Museum exhibit
genuine or fake?

 

Modern replica.


HOUDINI CONNECTIONS


CHASTITY BELTS
NEWSPAPER ARTICLE


E.

         

Typical reportage on the theme.

FROM DAILY EXPRESS Thurs 27th June ‘96

EVERYTHING YOU WANTED TO KNOW ABOUT CHASTITY BELTS
but were afraid to ask


In the stories of old, when a knight won his spurs he galloped off to the Crusades - and locked up his wife in a chastity belt. Or so we were always taught.

No school visit to a castle dungeon was complete without a glimpse of a gruesome girdle. Usually, it was next to the scold's bridle, the tongue restraint for the over-chatty. Together, they formed the ultimate Awful Warning to women not to love too recklessly or talk too much.

But now, two scholars are racing to write books dismissing chastity belts as a medieval myth. Museums are quietly removing them from display as red-faced curators admit that the crude, spiked belts are Victorian forgeries for dirty old men.

Many deny they were ever displayed. The British Museum won't confirm that it recently removed two specimens. “We only had one, and that was in our 1990 exhibition of forgeries,” says spokeswoman Adrienne Ridsdale.

So, are the museums giving way to political correctness? Mark Girourard author of Chivalry And The English Gentleman, thinks belts probably did exist in Crusader times. “I should think some were made in the Middle Ages,” he says. "Chastity belts were all that Victorian chivalry didn't stand for: gentlemen put women on pedestals. But I expect belts of that time were faked for pornographers."

Collector Sir Humphrey Wakefield says he'll vouch for his 15th century German chastity belt, “Until Rembrandt is found not to be Rembrandt”. He bought his belt in Ireland and says: "It's cunningly designed so that even if you could get into it, you couldn't get out." He won't be letting his daughter try it on again, however - she broke it.

Juleps Bryan, director of collections at English Heritage, can't recall a chastity belt in the national collection, but would display one even if it were a fraud. “It's still a historical object, a dark underside of the Victorian Gothic revival,” he says.

Chastity belts have always been impractical. How would the woman cope in the bathroom? And if her husband was killed abroad, with the key, how would she get out?

The London Dungeon, which still displays a spiked chastity belt, has the answer. “Wives often sought the aid of locksmiths to release them, which explains the increase in the name Smith,” says spokesman Feisal Khalif.

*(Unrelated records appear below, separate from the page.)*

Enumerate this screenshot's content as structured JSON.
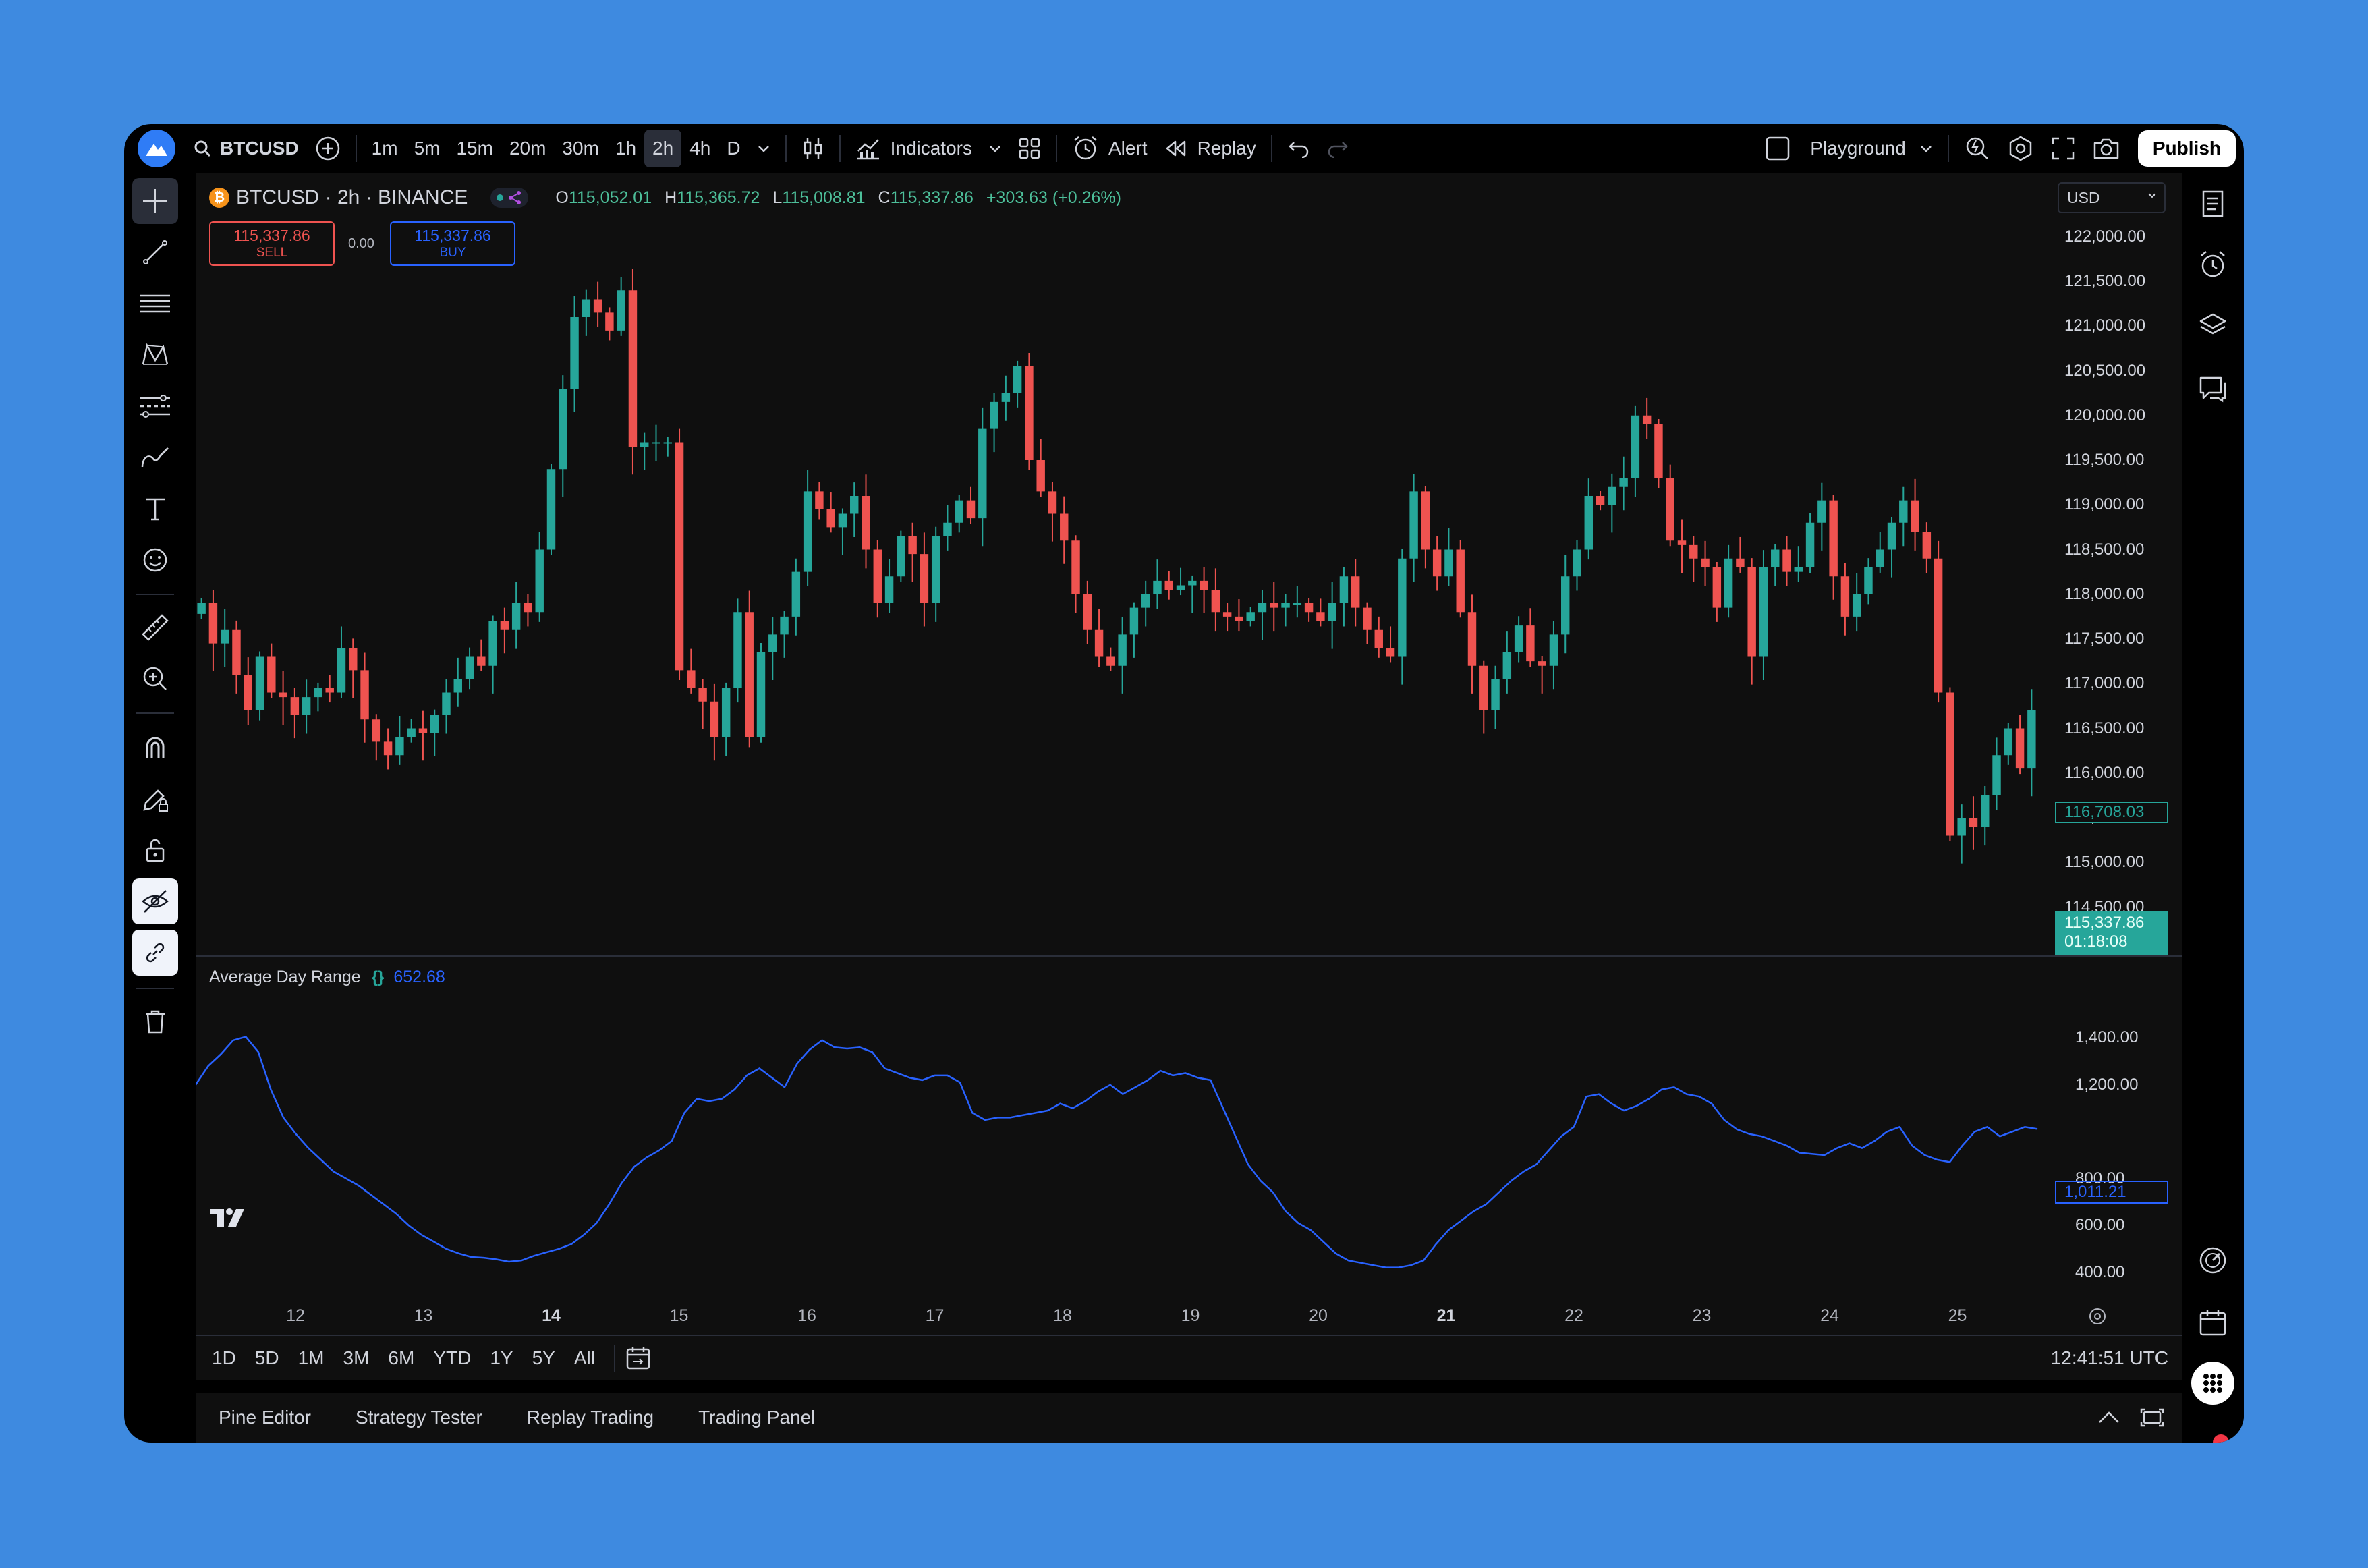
{
  "topbar": {
    "symbol": "BTCUSD",
    "timeframes": [
      "1m",
      "5m",
      "15m",
      "20m",
      "30m",
      "1h",
      "2h",
      "4h",
      "D"
    ],
    "active_timeframe": "2h",
    "indicators_label": "Indicators",
    "alert_label": "Alert",
    "replay_label": "Replay",
    "layout_name": "Playground",
    "publish_label": "Publish"
  },
  "legend": {
    "title": "BTCUSD · 2h · BINANCE",
    "o_label": "O",
    "o_value": "115,052.01",
    "h_label": "H",
    "h_value": "115,365.72",
    "l_label": "L",
    "l_value": "115,008.81",
    "c_label": "C",
    "c_value": "115,337.86",
    "change": "+303.63 (+0.26%)"
  },
  "trade": {
    "sell_price": "115,337.86",
    "sell_label": "SELL",
    "spread": "0.00",
    "buy_price": "115,337.86",
    "buy_label": "BUY"
  },
  "currency": "USD",
  "price_axis": [
    "122,000.00",
    "121,500.00",
    "121,000.00",
    "120,500.00",
    "120,000.00",
    "119,500.00",
    "119,000.00",
    "118,500.00",
    "118,000.00",
    "117,500.00",
    "117,000.00",
    "116,500.00",
    "116,000.00",
    "115,500.00",
    "115,000.00",
    "114,500.00"
  ],
  "price_marker_alt": "116,708.03",
  "price_marker": {
    "price": "115,337.86",
    "countdown": "01:18:08"
  },
  "indicator": {
    "name": "Average Day Range",
    "value": "652.68",
    "axis": [
      "1,400.00",
      "1,200.00",
      "800.00",
      "600.00",
      "400.00"
    ],
    "marker": "1,011.21"
  },
  "time_axis": [
    {
      "label": "12",
      "bold": false
    },
    {
      "label": "13",
      "bold": false
    },
    {
      "label": "14",
      "bold": true
    },
    {
      "label": "15",
      "bold": false
    },
    {
      "label": "16",
      "bold": false
    },
    {
      "label": "17",
      "bold": false
    },
    {
      "label": "18",
      "bold": false
    },
    {
      "label": "19",
      "bold": false
    },
    {
      "label": "20",
      "bold": false
    },
    {
      "label": "21",
      "bold": true
    },
    {
      "label": "22",
      "bold": false
    },
    {
      "label": "23",
      "bold": false
    },
    {
      "label": "24",
      "bold": false
    },
    {
      "label": "25",
      "bold": false
    }
  ],
  "ranges": [
    "1D",
    "5D",
    "1M",
    "3M",
    "6M",
    "YTD",
    "1Y",
    "5Y",
    "All"
  ],
  "clock": "12:41:51 UTC",
  "bottom_tabs": [
    "Pine Editor",
    "Strategy Tester",
    "Replay Trading",
    "Trading Panel"
  ],
  "colors": {
    "up": "#26a69a",
    "down": "#ef5350",
    "indicator_line": "#2962ff",
    "background": "#0f0f0f",
    "page": "#3e8ae0"
  },
  "chart_data": {
    "type": "candlestick",
    "timeframe": "2h",
    "x_labels": [
      "12",
      "13",
      "14",
      "15",
      "16",
      "17",
      "18",
      "19",
      "20",
      "21",
      "22",
      "23",
      "24",
      "25"
    ],
    "ylim": [
      114300,
      122300
    ],
    "close": [
      117900,
      117450,
      117600,
      117100,
      116700,
      117300,
      116900,
      116850,
      116650,
      116850,
      116950,
      116900,
      117400,
      117150,
      116600,
      116350,
      116200,
      116400,
      116500,
      116450,
      116650,
      116900,
      117050,
      117300,
      117200,
      117700,
      117600,
      117900,
      117800,
      118500,
      119400,
      120300,
      121100,
      121300,
      121150,
      120950,
      121400,
      119650,
      119700,
      119700,
      119700,
      117150,
      116950,
      116800,
      116400,
      116950,
      117800,
      116400,
      117350,
      117550,
      117750,
      118250,
      119150,
      118950,
      118750,
      118900,
      119100,
      118500,
      117900,
      118200,
      118650,
      118450,
      117900,
      118650,
      118800,
      119050,
      118850,
      119850,
      120150,
      120250,
      120550,
      119500,
      119150,
      118900,
      118600,
      118000,
      117600,
      117300,
      117200,
      117550,
      117850,
      118000,
      118150,
      118050,
      118100,
      118150,
      118050,
      117800,
      117750,
      117700,
      117800,
      117900,
      117850,
      117900,
      117900,
      117800,
      117700,
      117900,
      118200,
      117850,
      117600,
      117400,
      117300,
      118400,
      119150,
      118500,
      118200,
      118500,
      117800,
      117200,
      116700,
      117050,
      117350,
      117650,
      117250,
      117200,
      117550,
      118200,
      118500,
      119100,
      119000,
      119200,
      119300,
      120000,
      119900,
      119300,
      118600,
      118550,
      118400,
      118300,
      117850,
      118400,
      118300,
      117300,
      118300,
      118500,
      118250,
      118300,
      118800,
      119050,
      118200,
      117750,
      118000,
      118300,
      118500,
      118800,
      119050,
      118700,
      118400,
      116900,
      115300,
      115500,
      115400,
      115750,
      116200,
      116500,
      116050,
      116700
    ],
    "indicator_series": {
      "name": "Average Day Range",
      "values": [
        1200,
        1280,
        1330,
        1390,
        1405,
        1340,
        1180,
        1060,
        990,
        930,
        880,
        830,
        800,
        770,
        730,
        690,
        650,
        600,
        560,
        530,
        500,
        480,
        465,
        462,
        455,
        445,
        450,
        470,
        485,
        500,
        520,
        560,
        610,
        690,
        780,
        850,
        890,
        920,
        960,
        1080,
        1140,
        1130,
        1140,
        1180,
        1240,
        1270,
        1230,
        1190,
        1290,
        1350,
        1390,
        1360,
        1355,
        1360,
        1340,
        1270,
        1250,
        1230,
        1220,
        1240,
        1240,
        1210,
        1080,
        1050,
        1060,
        1060,
        1070,
        1080,
        1090,
        1120,
        1100,
        1130,
        1170,
        1200,
        1160,
        1190,
        1220,
        1260,
        1240,
        1250,
        1230,
        1220,
        1100,
        980,
        860,
        790,
        740,
        660,
        610,
        580,
        530,
        480,
        450,
        440,
        430,
        420,
        420,
        430,
        450,
        520,
        580,
        620,
        660,
        690,
        740,
        790,
        830,
        860,
        920,
        980,
        1020,
        1150,
        1160,
        1120,
        1090,
        1110,
        1140,
        1180,
        1190,
        1160,
        1150,
        1120,
        1050,
        1010,
        990,
        980,
        960,
        940,
        910,
        905,
        900,
        930,
        950,
        930,
        960,
        1000,
        1020,
        940,
        900,
        880,
        870,
        940,
        1000,
        1020,
        980,
        1000,
        1020,
        1011
      ]
    }
  }
}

An expert in the Crusades period, Dr. Susan Edgington, senior lecturer at Huntingdonshire Region College, thinks the idea of women as man hunting adulteresses, or shrinking violets needing protection, is nonsense.

“Often the Crusaders entrusted their lands to their wives,” she says. “You get women like William the Conqueror’s daughter Adela, a much stronger personality than her husband Stephen. He skulked home from he Crusades and she nagged him to go back. She wouldn’t have been .locked up in a chastity belt.”

Also, she points out, knights hoped to leave their wife pregnant to provide an heir. A locked belt would endanger the birth.

Why were chastity belts invented? James Brundage, a medieval sex expert at Kansas University, thinks that a medieval chastity belt was only used by “… a handful of prisoners who .wore them for protection against licentious warders”. Professor Felicity Riddy of York University thinks they .may have been fitted by prison authorities, if at all, as a contraceptive. “You couldn't be hanged if you were pregnant.”
She thinks that the idea is a huge medieval urban myth which, by the 1700s, was taken seriously.
Nicholas McCullough Sotheby's armour specialist sold two chastity belts in Denmark last year for £1500. “They were relatively plain iron frames with a bizarre serrated opening at the front and rear. Horrible things, made for dirty old men. These .days, sado masochists seem to love them,” he says.

They're still being made today. Gail McConaghie, of the Medieval Magick shop in London, says: “I've made fabric chastity belts - simplistic knickers based on old pictures with fake padlocks to cover yourself.”

One shop said: “We stopped stocking them because people kept losing the keys.”

Michael Sullivan of The Girdler’s Company, welcomes them. He says they may be a fashion accessory for fathers worried about their daughter.
“Chastity begins at home” is his motto. “Will they be sold in the Sock Shop?” he asks.